- Frankfort Frankfort
- Coordinates: 46°16′49″N 123°45′22″W﻿ / ﻿46.28028°N 123.75611°W
- Country: United States
- State: Washington
- County: Pacific
- Homesteaded: 1876

Population (1960)
- • Total: 2
- Time zone: UTC-8 (Pacific (PST))
- • Summer (DST): UTC-7 (PDT)

= Frankfort, Washington =

Ghost town in Washington (state)

Frankfort is a ghost town in Pacific County, Washington on the mouth of the Columbia River near Portuguese Point. First homesteaded in 1876, a planned community was platted by two promoters, Frank Bourne and Frank Scott (whence the name) in 1890. Together they envisioned a resort community at the location. As there were no roads, and access to the area was only by boat, lots were sold on the premise that the railroad would eventually build a line through the community. A post office, general store, saloon, sawmill and a hotel were built and a newspaper, the Frankfort Chronicle, was established. The financial Panic of 1893 deterred any future investors, and the town took a downhill turn.

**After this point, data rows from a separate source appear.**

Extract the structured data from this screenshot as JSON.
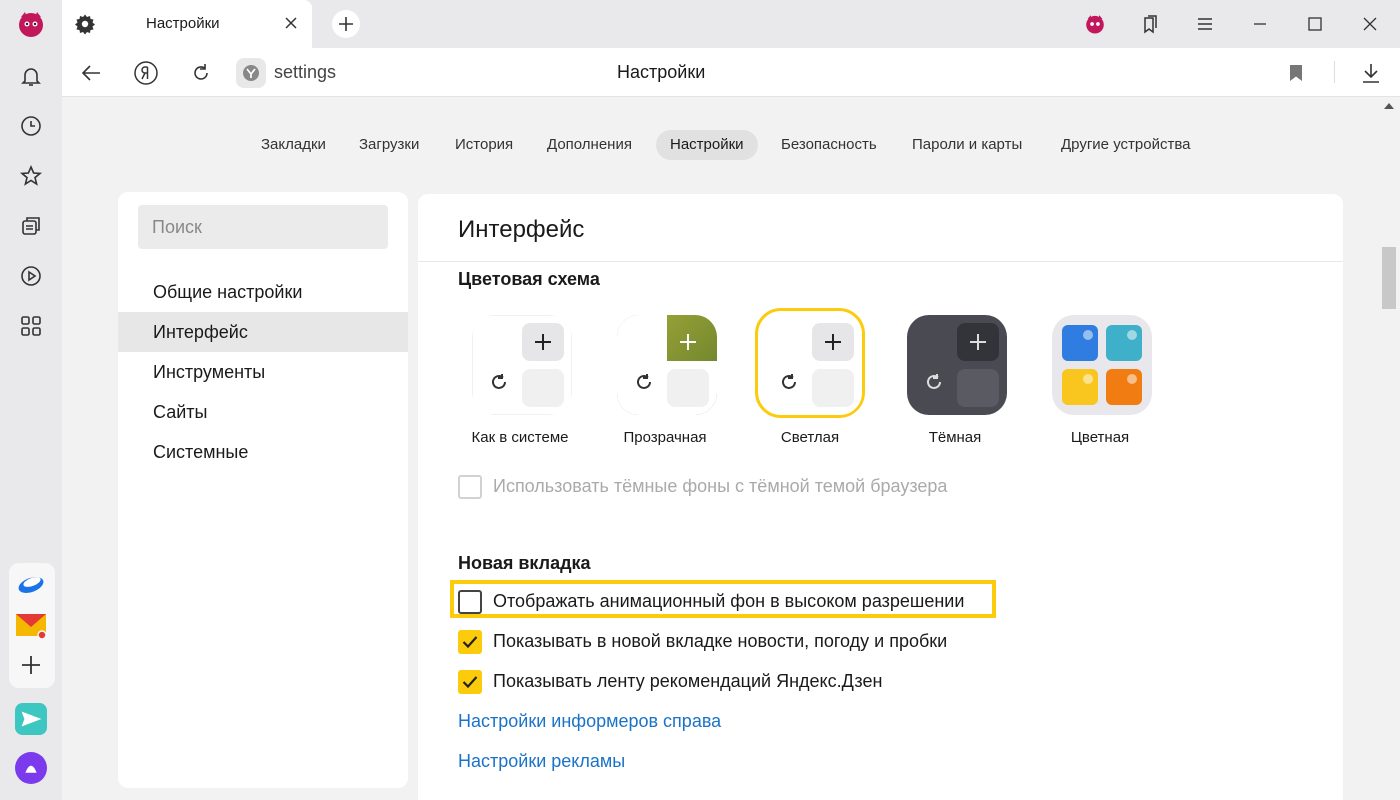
{
  "tab": {
    "title": "Настройки"
  },
  "address": {
    "url": "settings",
    "page_title": "Настройки"
  },
  "topnav": [
    "Закладки",
    "Загрузки",
    "История",
    "Дополнения",
    "Настройки",
    "Безопасность",
    "Пароли и карты",
    "Другие устройства"
  ],
  "topnav_active": "Настройки",
  "left_panel": {
    "search_placeholder": "Поиск",
    "items": [
      "Общие настройки",
      "Интерфейс",
      "Инструменты",
      "Сайты",
      "Системные"
    ],
    "active": "Интерфейс"
  },
  "main": {
    "header": "Интерфейс",
    "color_scheme": {
      "title": "Цветовая схема",
      "themes": [
        "Как в системе",
        "Прозрачная",
        "Светлая",
        "Тёмная",
        "Цветная"
      ],
      "selected": "Светлая",
      "dark_bg_option": {
        "label": "Использовать тёмные фоны с тёмной темой браузера",
        "checked": false,
        "disabled": true
      }
    },
    "new_tab": {
      "title": "Новая вкладка",
      "options": [
        {
          "label": "Отображать анимационный фон в высоком разрешении",
          "checked": false,
          "highlighted": true
        },
        {
          "label": "Показывать в новой вкладке новости, погоду и пробки",
          "checked": true
        },
        {
          "label": "Показывать ленту рекомендаций Яндекс.Дзен",
          "checked": true
        }
      ],
      "links": [
        "Настройки информеров справа",
        "Настройки рекламы"
      ]
    }
  },
  "colors": {
    "accent": "#fccb0b",
    "link": "#1a73c8"
  },
  "icons": {
    "sidebar": [
      "browser-logo-icon",
      "bell-icon",
      "clock-icon",
      "star-icon",
      "collections-icon",
      "play-icon",
      "apps-grid-icon",
      "disk-icon",
      "mail-icon",
      "add-icon",
      "messenger-icon",
      "alice-icon"
    ]
  }
}
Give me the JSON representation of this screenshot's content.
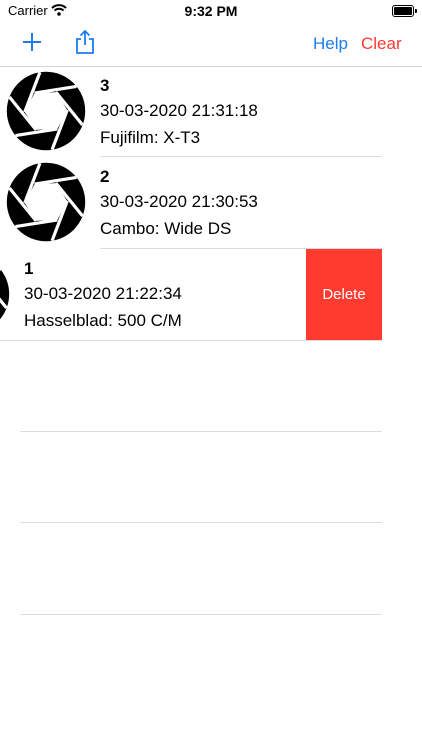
{
  "status": {
    "carrier": "Carrier",
    "time": "9:32 PM"
  },
  "toolbar": {
    "help_label": "Help",
    "clear_label": "Clear",
    "add_icon": "plus-icon",
    "share_icon": "share-icon"
  },
  "colors": {
    "accent": "#1e7cf1",
    "destructive": "#ff3b30"
  },
  "list": {
    "items": [
      {
        "title": "3",
        "date": "30-03-2020 21:31:18",
        "camera": "Fujifilm: X-T3",
        "icon": "aperture-icon"
      },
      {
        "title": "2",
        "date": "30-03-2020 21:30:53",
        "camera": "Cambo: Wide DS",
        "icon": "aperture-icon"
      },
      {
        "title": "1",
        "date": "30-03-2020 21:22:34",
        "camera": "Hasselblad: 500 C/M",
        "icon": "aperture-icon",
        "delete_label": "Delete"
      }
    ]
  }
}
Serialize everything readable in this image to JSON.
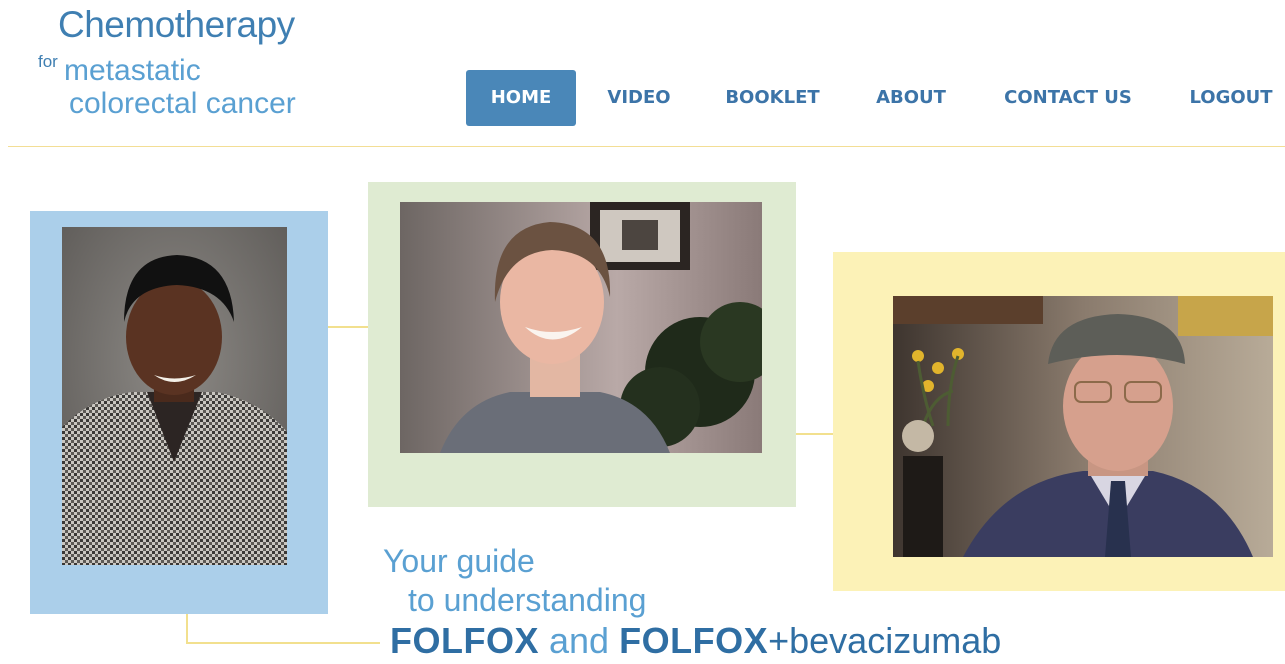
{
  "logo": {
    "line1": "Chemotherapy",
    "for": "for",
    "line2": "metastatic",
    "line3": "colorectal cancer"
  },
  "nav": {
    "active": "HOME",
    "items": [
      {
        "label": "HOME"
      },
      {
        "label": "VIDEO"
      },
      {
        "label": "BOOKLET"
      },
      {
        "label": "ABOUT"
      },
      {
        "label": "CONTACT US"
      },
      {
        "label": "LOGOUT"
      }
    ]
  },
  "tagline": {
    "line1": "Your guide",
    "line2": "to understanding",
    "drug1": "FOLFOX",
    "and": "and",
    "drug2": "FOLFOX",
    "plus": "+",
    "drug3": "bevacizumab"
  },
  "colors": {
    "accent": "#4a87b8",
    "frame_blue": "#abcfea",
    "frame_green": "#dfebd2",
    "frame_yellow": "#fcf2b7",
    "rule": "#f3de95"
  }
}
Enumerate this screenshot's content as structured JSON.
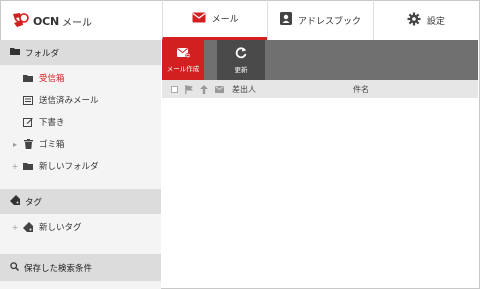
{
  "app": {
    "brand": "OCN",
    "name": "メール"
  },
  "topnav": [
    {
      "label": "メール",
      "icon": "envelope-icon",
      "active": true
    },
    {
      "label": "アドレスブック",
      "icon": "contact-card-icon",
      "active": false
    },
    {
      "label": "設定",
      "icon": "gear-icon",
      "active": false
    }
  ],
  "sidebar": {
    "folders_header": "フォルダ",
    "folders": [
      {
        "label": "受信箱",
        "icon": "folder-icon",
        "active": true
      },
      {
        "label": "送信済みメール",
        "icon": "sent-mail-icon",
        "active": false
      },
      {
        "label": "下書き",
        "icon": "draft-edit-icon",
        "active": false
      },
      {
        "label": "ゴミ箱",
        "icon": "trash-icon",
        "active": false
      },
      {
        "label": "新しいフォルダ",
        "icon": "folder-icon",
        "active": false
      }
    ],
    "tags_header": "タグ",
    "new_tag": "新しいタグ",
    "saved_search": "保存した検索条件"
  },
  "toolbar": {
    "compose": "メール作成",
    "refresh": "更新"
  },
  "list": {
    "from_header": "差出人",
    "subject_header": "件名"
  },
  "colors": {
    "accent": "#d21f1f",
    "toolbar": "#707070",
    "sidebar_header": "#dcdcdc"
  }
}
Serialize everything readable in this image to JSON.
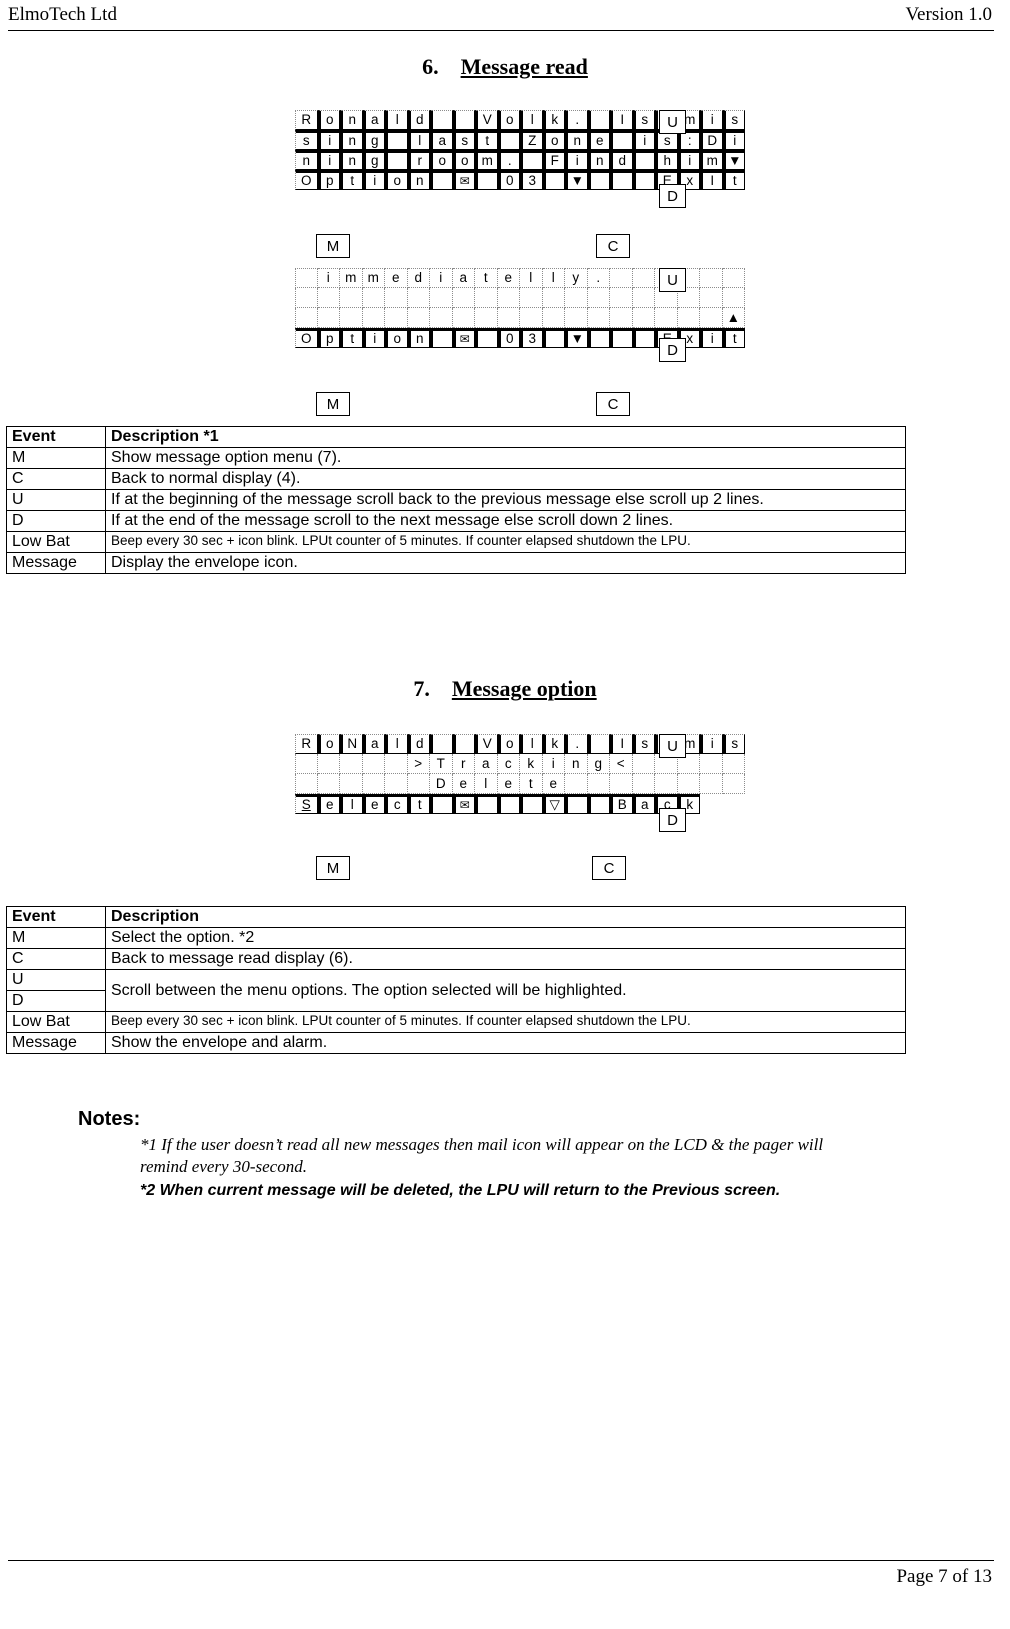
{
  "header": {
    "left": "ElmoTech Ltd",
    "right": "Version 1.0"
  },
  "footer": {
    "right": "Page 7 of 13"
  },
  "sections": [
    {
      "number": "6.",
      "title": "Message read"
    },
    {
      "number": "7.",
      "title": "Message option"
    }
  ],
  "lcd1": {
    "rows": [
      [
        "R",
        "o",
        "n",
        "a",
        "l",
        "d",
        " ",
        " ",
        "V",
        "o",
        "l",
        "k",
        ".",
        "  ",
        "I",
        "s",
        " ",
        "m",
        "i",
        "s"
      ],
      [
        "s",
        "i",
        "n",
        "g",
        " ",
        " ",
        "l",
        "a",
        "s",
        "t",
        " ",
        " ",
        "Z",
        "o",
        "n",
        "e",
        " ",
        "i",
        "s",
        ":",
        "D",
        "i"
      ],
      [
        "n",
        "i",
        "n",
        "g",
        " ",
        "r",
        "o",
        "o",
        "m",
        ".",
        "  ",
        "F",
        "i",
        "n",
        "d",
        " ",
        "h",
        "i",
        "m",
        "▼"
      ],
      [
        "O",
        "p",
        "t",
        "i",
        "o",
        "n",
        " ",
        "✉",
        " ",
        "0",
        "3",
        " ",
        "▼",
        " ",
        " ",
        " ",
        "E",
        "x",
        "I",
        "t"
      ]
    ],
    "keys": {
      "up": "U",
      "down": "D",
      "m": "M",
      "c": "C"
    }
  },
  "lcd2": {
    "rows": [
      [
        " ",
        "i",
        "m",
        "m",
        "e",
        "d",
        "i",
        "a",
        "t",
        "e",
        "l",
        "l",
        "y",
        ".",
        "",
        "",
        "",
        "",
        "",
        ""
      ],
      [
        "",
        "",
        "",
        "",
        "",
        "",
        "",
        "",
        "",
        "",
        "",
        "",
        "",
        "",
        "",
        "",
        "",
        "",
        "",
        "▲"
      ],
      [
        "O",
        "p",
        "t",
        "i",
        "o",
        "n",
        " ",
        "✉",
        " ",
        "0",
        "3",
        " ",
        "▼",
        " ",
        " ",
        " ",
        "E",
        "x",
        "i",
        "t"
      ]
    ],
    "keys": {
      "up": "U",
      "down": "D",
      "m": "M",
      "c": "C"
    }
  },
  "lcd3": {
    "rows": [
      [
        "R",
        "o",
        "N",
        "a",
        "l",
        "d",
        " ",
        " ",
        "V",
        "o",
        "l",
        "k",
        ".",
        "  ",
        "I",
        "s",
        " ",
        "m",
        "i",
        "s"
      ],
      [
        "",
        "",
        "",
        "",
        "",
        ">",
        "T",
        "r",
        "a",
        "c",
        "k",
        "i",
        "n",
        "g",
        "<",
        "",
        "",
        "",
        "",
        ""
      ],
      [
        "",
        "",
        "",
        "",
        "",
        "",
        "D",
        "e",
        "l",
        "e",
        "t",
        "e",
        "",
        "",
        "",
        "",
        "",
        "",
        "",
        ""
      ],
      [
        "S",
        "e",
        "l",
        "e",
        "c",
        "t",
        " ",
        "✉",
        " ",
        " ",
        " ",
        "▽",
        " ",
        " ",
        "B",
        "a",
        "c",
        "k"
      ]
    ],
    "keys": {
      "up": "U",
      "down": "D",
      "m": "M",
      "c": "C"
    }
  },
  "table1": {
    "headers": [
      "Event",
      "Description  *1"
    ],
    "rows": [
      [
        "M",
        "Show message option menu (7)."
      ],
      [
        "C",
        "Back to normal display (4)."
      ],
      [
        "U",
        "If at the beginning of the message scroll back to the previous message else scroll up 2 lines."
      ],
      [
        "D",
        "If at the end of the message scroll to the next message else scroll down 2 lines."
      ],
      [
        "Low Bat",
        "Beep every 30 sec + icon blink. LPUt counter of 5 minutes. If counter elapsed shutdown the LPU."
      ],
      [
        "Message",
        "Display the envelope icon."
      ]
    ]
  },
  "table2": {
    "headers": [
      "Event",
      "Description"
    ],
    "rows": [
      [
        "M",
        "Select the option. *2"
      ],
      [
        "C",
        "Back to message read display (6)."
      ],
      [
        "U",
        "Scroll between the menu options. The option selected will be highlighted."
      ],
      [
        "D",
        ""
      ],
      [
        "Low Bat",
        "Beep every 30 sec + icon blink. LPUt counter of 5 minutes. If counter elapsed shutdown the LPU."
      ],
      [
        "Message",
        "Show the envelope and alarm."
      ]
    ],
    "merged_ud_text": "Scroll between the menu options. The option selected will be highlighted."
  },
  "notes": {
    "title": "Notes:",
    "note1_line1": "*1 If the user doesn’t read all new messages then mail icon will appear on the LCD & the pager will",
    "note1_line2": "remind every 30-second.",
    "note2": "*2 When current message will be deleted, the LPU will return to the Previous screen."
  }
}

Frankfort survived mainly as a logging town until the early years of the 20th century. No railroad line ever materialized and Frankfort began fading away. The post office closed in 1918. In 1953, Frankfort was sold to a logging company. The town's last resident died in 1964.
Apart from a few derelict structures and building foundations, there are limited remnants of Frankfort. There are no public roads which lead directly to the area and access by foot is extremely difficult.